Frontline AI-exposure lives entirely in informational tasks. Even in the most hands-on roles, there’s always a layer of communication and recordkeeping running alongside the physical labor. This administrative side is what AI is primed to change. The near-term AI opportunity in logistics isn’t about cutting headcounts, but rather removing operational friction, like reducing the time a worker spends reconciling cargo manifests, logging exceptions, or filing dispatch reports.
WorkWhile’s shift-level data unlocks research possibilities that national surveys simply can’t match. By tracking the frontline shift by shift, WorkWhile platform offers a sharp, real-time look at a workforce that traditional data only captures in broad strokes. Linking these records to academic benchmarks is just the beginning.
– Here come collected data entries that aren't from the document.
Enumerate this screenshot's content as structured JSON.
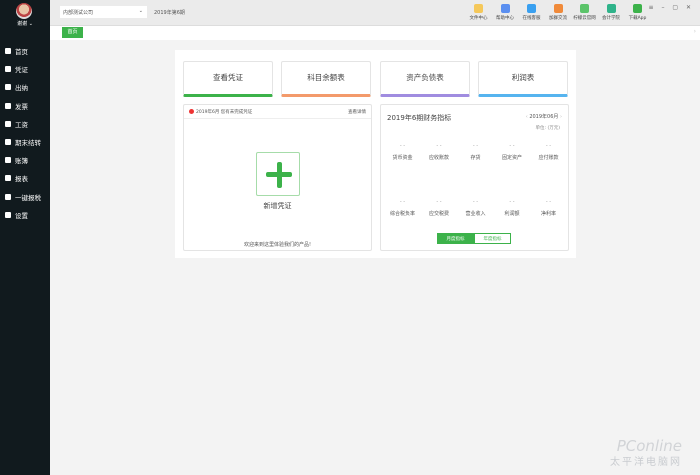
{
  "user": {
    "name": "谢谢"
  },
  "sidebar": {
    "items": [
      {
        "label": "首页"
      },
      {
        "label": "凭证"
      },
      {
        "label": "出纳"
      },
      {
        "label": "发票"
      },
      {
        "label": "工资"
      },
      {
        "label": "期末结转"
      },
      {
        "label": "账簿"
      },
      {
        "label": "报表"
      },
      {
        "label": "一键报税"
      },
      {
        "label": "设置"
      }
    ]
  },
  "topbar": {
    "company": "内部测试公司",
    "period": "2019年第6期",
    "tools": [
      {
        "label": "文件中心",
        "color": "#f5c85a"
      },
      {
        "label": "帮助中心",
        "color": "#5b8ff0"
      },
      {
        "label": "在线客服",
        "color": "#3aa0f0"
      },
      {
        "label": "加群交流",
        "color": "#f08a3a"
      },
      {
        "label": "柠檬云官网",
        "color": "#5cc46a"
      },
      {
        "label": "会计学院",
        "color": "#2fb38a"
      },
      {
        "label": "下载App",
        "color": "#3cb24a"
      }
    ]
  },
  "tabs": {
    "active": "首页"
  },
  "cards": [
    {
      "label": "查看凭证",
      "color": "#3cb24a"
    },
    {
      "label": "科目余额表",
      "color": "#f39a6b"
    },
    {
      "label": "资产负债表",
      "color": "#a08ce0"
    },
    {
      "label": "利润表",
      "color": "#56b4ef"
    }
  ],
  "voucher": {
    "notice": "2019年6月 您有未完成凭证",
    "detail_link": "查看详情",
    "add_label": "新增凭证",
    "welcome": "欢迎来到这里体验我们的产品!"
  },
  "indicators": {
    "title": "2019年6期财务指标",
    "month": "2019年06月",
    "unit": "单位: (万元)",
    "items": [
      {
        "label": "货币资金",
        "value": "- -"
      },
      {
        "label": "应收账款",
        "value": "- -"
      },
      {
        "label": "存货",
        "value": "- -"
      },
      {
        "label": "固定资产",
        "value": "- -"
      },
      {
        "label": "应付账款",
        "value": "- -"
      },
      {
        "label": "综合税负率",
        "value": "- -"
      },
      {
        "label": "应交税费",
        "value": "- -"
      },
      {
        "label": "营业收入",
        "value": "- -"
      },
      {
        "label": "利润额",
        "value": "- -"
      },
      {
        "label": "净利率",
        "value": "- -"
      }
    ],
    "btn_month": "月度指标",
    "btn_year": "年度指标"
  },
  "watermark": {
    "text": "PConline",
    "sub": "太平洋电脑网"
  }
}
As the flexible workforce evolves, shift-level analytics will be among the first to capture how modern technology redefines traditional roles. Because this data updates instantly, it can spot these structural workplace shifts long before they ever register in lagging national statistics.
WorkWhile’s data offers an alternative lens to the debate on how AI is impacting the labor market, which so far has been dominated by knowledge work. With 71% of shifts concentrated in the lowest AI-exposure quintile, the frontline workforce is broadly insulated from AI disruption. This is not because these workers are sheltered from technological change, but because the physical tasks performed for their jobs lie beyond what AI can replicate.
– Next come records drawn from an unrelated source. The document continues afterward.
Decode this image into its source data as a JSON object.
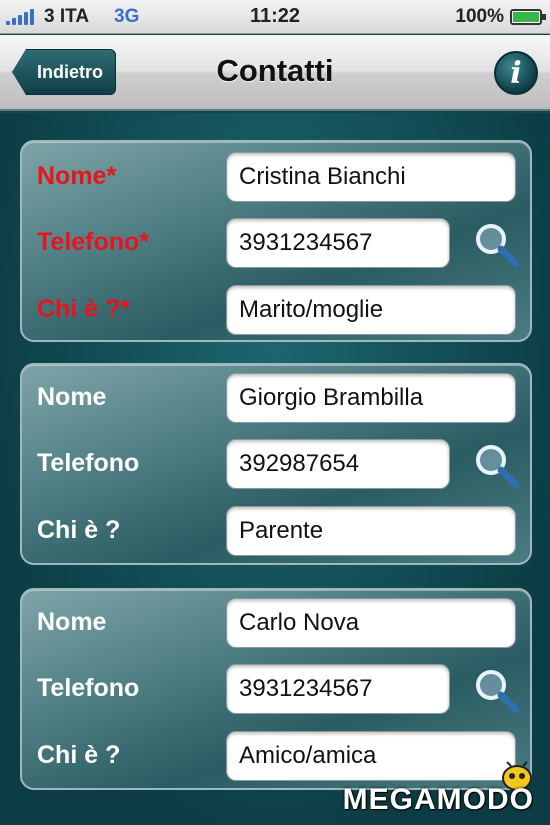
{
  "status_bar": {
    "carrier": "3 ITA",
    "network": "3G",
    "time": "11:22",
    "battery": "100%"
  },
  "nav": {
    "back_label": "Indietro",
    "title": "Contatti",
    "info_label": "i"
  },
  "contacts": [
    {
      "name_label": "Nome*",
      "phone_label": "Telefono*",
      "relation_label": "Chi è ?*",
      "name": "Cristina Bianchi",
      "phone": "3931234567",
      "relation": "Marito/moglie",
      "required": true
    },
    {
      "name_label": "Nome",
      "phone_label": "Telefono",
      "relation_label": "Chi è ?",
      "name": "Giorgio Brambilla",
      "phone": "392987654",
      "relation": "Parente",
      "required": false
    },
    {
      "name_label": "Nome",
      "phone_label": "Telefono",
      "relation_label": "Chi è ?",
      "name": "Carlo Nova",
      "phone": "3931234567",
      "relation": "Amico/amica",
      "required": false
    }
  ],
  "watermark": "MEGAMODO",
  "colors": {
    "required_label": "#e8141c",
    "background": "#0f4a52",
    "card": "#4f7e84"
  },
  "icons": {
    "search": "search-icon",
    "info": "info-icon",
    "back": "back-arrow"
  }
}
Where exposure does exist, as the Light Truck Driver analysis shows, it is anchored in the administrative tasks that exist alongside physical work. For policymakers and businesses alike, this distinction matters: the near-term AI story in the frontline economy is one of administrative productivity gains, and not workforce displacement. With shift-level data that updates in real time, WorkWhile is positioned to track how that story unfolds long before it appears in national employment statistics.
Data and methodology: AI-exposure 𝛽 scores are sourced from Eloundou, Manning, Mishkin & Rock (2023), “GPTs are GPTs: An Early Look at the Labor Market Impact Potential of Large Language Models,” via the OpenAI public data repository. WorkWhile shift records were mapped to Standard Occupational Classification (SOC) codes using a hand-curated internal crosswalk, subsequently linked to the Eloundou dataset using the official BLS 2018-to-ONET 2019 data crosswalk.